Tim Low- author of Where Song Began
Tell us about your latest book – what inspired you to write it?
Australia turns out to have been the most important place on earth for birds, the source of all the world’s songbirds and parrots and many pigeons. All the songsters in an English country garden have Australian ancestors. Dodos had Australian ancestors. The bird-human interactions in Australia are spectacular: the world’s most dangerous birds (cassowaries) wandering through gardens in north Queensland, magpies stabbing eyes, muttonbirding, etc. Australians know they have unique marsupials but the story of the birds has not been properly told.
What do you hope readers will take from your book?

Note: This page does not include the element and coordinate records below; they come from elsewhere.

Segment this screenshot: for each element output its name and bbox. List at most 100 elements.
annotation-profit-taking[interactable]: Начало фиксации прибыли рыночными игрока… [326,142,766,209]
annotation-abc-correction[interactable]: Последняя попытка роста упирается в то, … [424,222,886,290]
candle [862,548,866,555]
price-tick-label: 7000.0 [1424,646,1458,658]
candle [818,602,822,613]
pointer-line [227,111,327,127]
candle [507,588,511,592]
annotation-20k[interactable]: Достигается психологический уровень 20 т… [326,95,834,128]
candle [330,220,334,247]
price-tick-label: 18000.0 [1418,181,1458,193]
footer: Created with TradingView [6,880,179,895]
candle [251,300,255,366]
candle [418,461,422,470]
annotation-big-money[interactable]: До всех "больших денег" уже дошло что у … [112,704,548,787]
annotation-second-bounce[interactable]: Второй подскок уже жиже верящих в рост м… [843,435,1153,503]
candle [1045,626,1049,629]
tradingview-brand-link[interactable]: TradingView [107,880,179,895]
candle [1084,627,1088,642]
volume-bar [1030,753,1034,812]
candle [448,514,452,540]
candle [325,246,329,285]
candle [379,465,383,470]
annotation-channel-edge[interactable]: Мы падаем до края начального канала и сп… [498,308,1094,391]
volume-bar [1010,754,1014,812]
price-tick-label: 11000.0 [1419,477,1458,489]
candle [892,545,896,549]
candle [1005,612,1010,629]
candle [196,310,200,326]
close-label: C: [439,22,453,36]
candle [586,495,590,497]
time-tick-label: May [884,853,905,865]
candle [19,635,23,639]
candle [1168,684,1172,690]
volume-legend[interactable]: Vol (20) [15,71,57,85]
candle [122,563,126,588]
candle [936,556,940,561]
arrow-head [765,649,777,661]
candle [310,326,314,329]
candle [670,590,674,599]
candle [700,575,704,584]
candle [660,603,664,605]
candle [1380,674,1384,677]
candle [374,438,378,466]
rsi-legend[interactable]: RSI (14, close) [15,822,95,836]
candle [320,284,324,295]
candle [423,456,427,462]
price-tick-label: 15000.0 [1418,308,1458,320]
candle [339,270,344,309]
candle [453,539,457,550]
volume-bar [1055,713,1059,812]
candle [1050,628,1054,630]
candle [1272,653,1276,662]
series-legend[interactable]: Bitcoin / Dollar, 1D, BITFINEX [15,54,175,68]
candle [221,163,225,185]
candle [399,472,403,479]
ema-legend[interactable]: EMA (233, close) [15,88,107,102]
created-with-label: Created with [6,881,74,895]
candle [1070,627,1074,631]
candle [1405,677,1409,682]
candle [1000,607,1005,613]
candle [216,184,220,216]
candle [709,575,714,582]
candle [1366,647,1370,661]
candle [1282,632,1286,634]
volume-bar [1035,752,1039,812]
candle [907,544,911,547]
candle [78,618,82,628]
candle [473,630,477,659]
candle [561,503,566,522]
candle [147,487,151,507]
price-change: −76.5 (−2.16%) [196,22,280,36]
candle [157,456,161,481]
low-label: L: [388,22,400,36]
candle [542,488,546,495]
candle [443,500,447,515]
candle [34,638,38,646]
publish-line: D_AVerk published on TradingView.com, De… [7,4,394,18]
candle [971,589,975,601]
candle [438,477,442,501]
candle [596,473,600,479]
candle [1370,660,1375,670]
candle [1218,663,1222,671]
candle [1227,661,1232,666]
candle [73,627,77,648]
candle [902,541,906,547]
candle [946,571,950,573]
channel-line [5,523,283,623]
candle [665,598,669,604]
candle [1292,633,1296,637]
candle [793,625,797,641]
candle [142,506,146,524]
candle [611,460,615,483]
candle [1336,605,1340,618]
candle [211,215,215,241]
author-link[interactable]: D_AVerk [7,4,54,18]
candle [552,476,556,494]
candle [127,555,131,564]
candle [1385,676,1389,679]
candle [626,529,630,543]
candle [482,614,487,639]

People are losing contact with nature and I am motivated as a writer to try to reverse that, in the hope that Australians will think ecologically, treat nature better and learn to live sustainably. Much of what is special about our birds – intelligence, aggression, sophistication – is evident in any back yard, and my wish is that everyone acknowledge the birds as part of their local community, because life is richer when you do.

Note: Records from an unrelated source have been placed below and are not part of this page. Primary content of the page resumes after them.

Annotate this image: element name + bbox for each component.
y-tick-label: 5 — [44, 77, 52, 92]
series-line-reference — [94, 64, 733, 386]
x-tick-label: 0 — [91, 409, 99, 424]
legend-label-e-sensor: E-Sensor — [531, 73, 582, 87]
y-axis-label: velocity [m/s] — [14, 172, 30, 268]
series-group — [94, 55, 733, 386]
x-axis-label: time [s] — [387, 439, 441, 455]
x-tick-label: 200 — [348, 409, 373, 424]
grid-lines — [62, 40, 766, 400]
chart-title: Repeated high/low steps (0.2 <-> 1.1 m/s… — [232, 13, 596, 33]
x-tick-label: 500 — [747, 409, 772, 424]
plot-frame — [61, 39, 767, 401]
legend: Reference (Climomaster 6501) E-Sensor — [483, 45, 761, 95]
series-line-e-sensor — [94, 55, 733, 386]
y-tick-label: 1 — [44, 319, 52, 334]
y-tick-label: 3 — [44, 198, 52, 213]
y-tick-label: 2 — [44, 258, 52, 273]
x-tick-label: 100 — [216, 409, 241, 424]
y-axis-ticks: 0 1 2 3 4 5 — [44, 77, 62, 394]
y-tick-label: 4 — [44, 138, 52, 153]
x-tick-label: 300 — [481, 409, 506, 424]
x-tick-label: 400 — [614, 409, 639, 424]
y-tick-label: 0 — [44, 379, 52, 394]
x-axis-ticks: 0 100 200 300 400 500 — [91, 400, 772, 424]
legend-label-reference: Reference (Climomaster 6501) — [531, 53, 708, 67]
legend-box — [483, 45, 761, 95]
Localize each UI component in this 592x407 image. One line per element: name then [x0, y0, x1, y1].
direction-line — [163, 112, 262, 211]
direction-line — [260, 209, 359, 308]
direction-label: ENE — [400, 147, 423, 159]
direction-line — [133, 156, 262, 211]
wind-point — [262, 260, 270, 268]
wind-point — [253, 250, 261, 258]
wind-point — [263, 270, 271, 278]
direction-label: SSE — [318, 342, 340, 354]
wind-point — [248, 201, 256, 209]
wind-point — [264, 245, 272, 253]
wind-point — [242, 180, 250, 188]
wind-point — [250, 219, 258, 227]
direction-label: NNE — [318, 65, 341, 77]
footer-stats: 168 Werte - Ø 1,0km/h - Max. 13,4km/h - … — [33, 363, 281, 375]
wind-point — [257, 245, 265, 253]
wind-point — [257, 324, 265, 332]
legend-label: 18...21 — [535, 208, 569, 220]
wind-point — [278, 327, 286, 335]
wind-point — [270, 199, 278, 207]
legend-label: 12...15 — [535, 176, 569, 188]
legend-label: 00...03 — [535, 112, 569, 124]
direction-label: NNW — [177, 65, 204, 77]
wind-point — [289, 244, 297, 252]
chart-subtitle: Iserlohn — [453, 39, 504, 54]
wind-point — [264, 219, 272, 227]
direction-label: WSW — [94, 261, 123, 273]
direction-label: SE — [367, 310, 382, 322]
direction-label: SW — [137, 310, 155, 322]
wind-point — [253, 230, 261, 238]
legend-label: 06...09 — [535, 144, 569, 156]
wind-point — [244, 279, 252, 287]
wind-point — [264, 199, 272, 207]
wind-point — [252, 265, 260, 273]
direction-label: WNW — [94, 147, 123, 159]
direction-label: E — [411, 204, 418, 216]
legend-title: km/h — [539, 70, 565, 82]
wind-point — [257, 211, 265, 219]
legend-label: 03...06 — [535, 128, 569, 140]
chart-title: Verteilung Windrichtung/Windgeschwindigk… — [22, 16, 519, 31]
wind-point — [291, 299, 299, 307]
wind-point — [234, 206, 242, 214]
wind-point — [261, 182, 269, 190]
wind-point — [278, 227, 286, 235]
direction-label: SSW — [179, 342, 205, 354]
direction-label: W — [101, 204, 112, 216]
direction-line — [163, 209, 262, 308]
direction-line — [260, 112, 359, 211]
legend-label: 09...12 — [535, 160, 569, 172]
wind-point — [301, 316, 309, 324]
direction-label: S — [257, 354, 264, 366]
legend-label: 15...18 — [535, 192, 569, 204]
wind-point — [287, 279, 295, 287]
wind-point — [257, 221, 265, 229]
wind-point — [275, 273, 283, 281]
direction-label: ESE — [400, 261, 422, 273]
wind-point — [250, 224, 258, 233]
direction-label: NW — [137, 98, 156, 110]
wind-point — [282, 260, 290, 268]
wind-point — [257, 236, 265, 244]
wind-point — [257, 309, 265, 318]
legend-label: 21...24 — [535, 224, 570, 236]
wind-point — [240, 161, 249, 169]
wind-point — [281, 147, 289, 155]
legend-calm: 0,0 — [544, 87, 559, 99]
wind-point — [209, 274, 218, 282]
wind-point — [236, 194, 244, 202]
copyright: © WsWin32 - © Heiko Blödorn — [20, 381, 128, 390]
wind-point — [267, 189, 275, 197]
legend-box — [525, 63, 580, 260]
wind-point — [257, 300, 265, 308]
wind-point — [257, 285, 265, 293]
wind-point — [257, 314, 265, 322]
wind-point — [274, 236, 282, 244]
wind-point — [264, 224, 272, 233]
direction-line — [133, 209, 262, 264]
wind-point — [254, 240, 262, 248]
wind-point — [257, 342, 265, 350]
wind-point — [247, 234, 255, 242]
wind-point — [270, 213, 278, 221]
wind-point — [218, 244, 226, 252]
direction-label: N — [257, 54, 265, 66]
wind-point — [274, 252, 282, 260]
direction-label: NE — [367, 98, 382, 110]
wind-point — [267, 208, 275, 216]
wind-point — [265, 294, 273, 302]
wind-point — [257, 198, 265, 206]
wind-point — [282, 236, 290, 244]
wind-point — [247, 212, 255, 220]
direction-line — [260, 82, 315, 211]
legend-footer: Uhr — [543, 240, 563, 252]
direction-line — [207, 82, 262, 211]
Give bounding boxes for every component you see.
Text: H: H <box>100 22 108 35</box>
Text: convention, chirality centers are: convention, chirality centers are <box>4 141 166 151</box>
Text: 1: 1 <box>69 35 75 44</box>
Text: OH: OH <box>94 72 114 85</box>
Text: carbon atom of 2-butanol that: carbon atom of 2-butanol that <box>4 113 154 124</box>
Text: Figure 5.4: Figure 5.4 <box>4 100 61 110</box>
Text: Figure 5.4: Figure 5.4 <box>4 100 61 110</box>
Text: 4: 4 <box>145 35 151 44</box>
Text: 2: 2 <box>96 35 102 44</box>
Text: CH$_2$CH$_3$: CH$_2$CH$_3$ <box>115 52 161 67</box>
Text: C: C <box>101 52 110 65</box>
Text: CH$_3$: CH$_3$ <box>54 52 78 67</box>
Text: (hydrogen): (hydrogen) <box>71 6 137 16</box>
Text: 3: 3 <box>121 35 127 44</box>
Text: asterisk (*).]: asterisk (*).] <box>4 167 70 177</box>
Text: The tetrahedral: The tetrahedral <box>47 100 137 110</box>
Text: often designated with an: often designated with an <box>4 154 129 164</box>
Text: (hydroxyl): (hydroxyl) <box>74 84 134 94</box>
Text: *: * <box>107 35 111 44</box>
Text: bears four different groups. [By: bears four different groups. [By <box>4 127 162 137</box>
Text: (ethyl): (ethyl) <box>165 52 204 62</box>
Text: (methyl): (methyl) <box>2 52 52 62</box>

Do you use your own experiences when writing?
I draw on the research of many others, but animate that by bringing in birds I have seen doing what the research says they do, including albatrosses I watched from a ship bound for Antarctica, cassowaries stalking through suburbia, and an ostrich that chased me in Swaziland. Some of my conclusions came from my own observations so these were pivotal to the book, which presents a new framework for understanding Australian birds.
Which author/s or book/s have had the biggest influence on your work?
American nature writer Aldo Leopold showed that a tiny weed, pondered deeply and written about with beauty, can be a powerful topic. The word-perfect prose of J.M. Coetzee motivates me to pursue liquid clarity in every paragraph, though I am no match for him. I greatly enjoy Jane Austin, and feel encouraged by her continued popularity to believe that you needn’t imitate the bluntness of a news bulletin to be relevant in today’s media-ruled times.
Do you have a message for aspiring writers?
Good writing is good thinking, so give yourself more than enough time to think it all through, to get to the story behind the story. Be critical of what you write. If you suspect a paragraph could be improved, don’t stop until it is. Every sentence is important.
How and where do you write?
I do much of my writing from a one-room stone cabin by a stream in a forest. As I grow older cities increasingly strike me as strange places with priorities I can’t accept as my own, so the cabin is somewhere I feel free to think about what matters. Time slows down and I have black-cockatoos and black snakes coming by to remind me of their priorities.
Do you have a lucky writing charm?
The charm of the natural world inspires me to write. I am lucky to have so much access to it.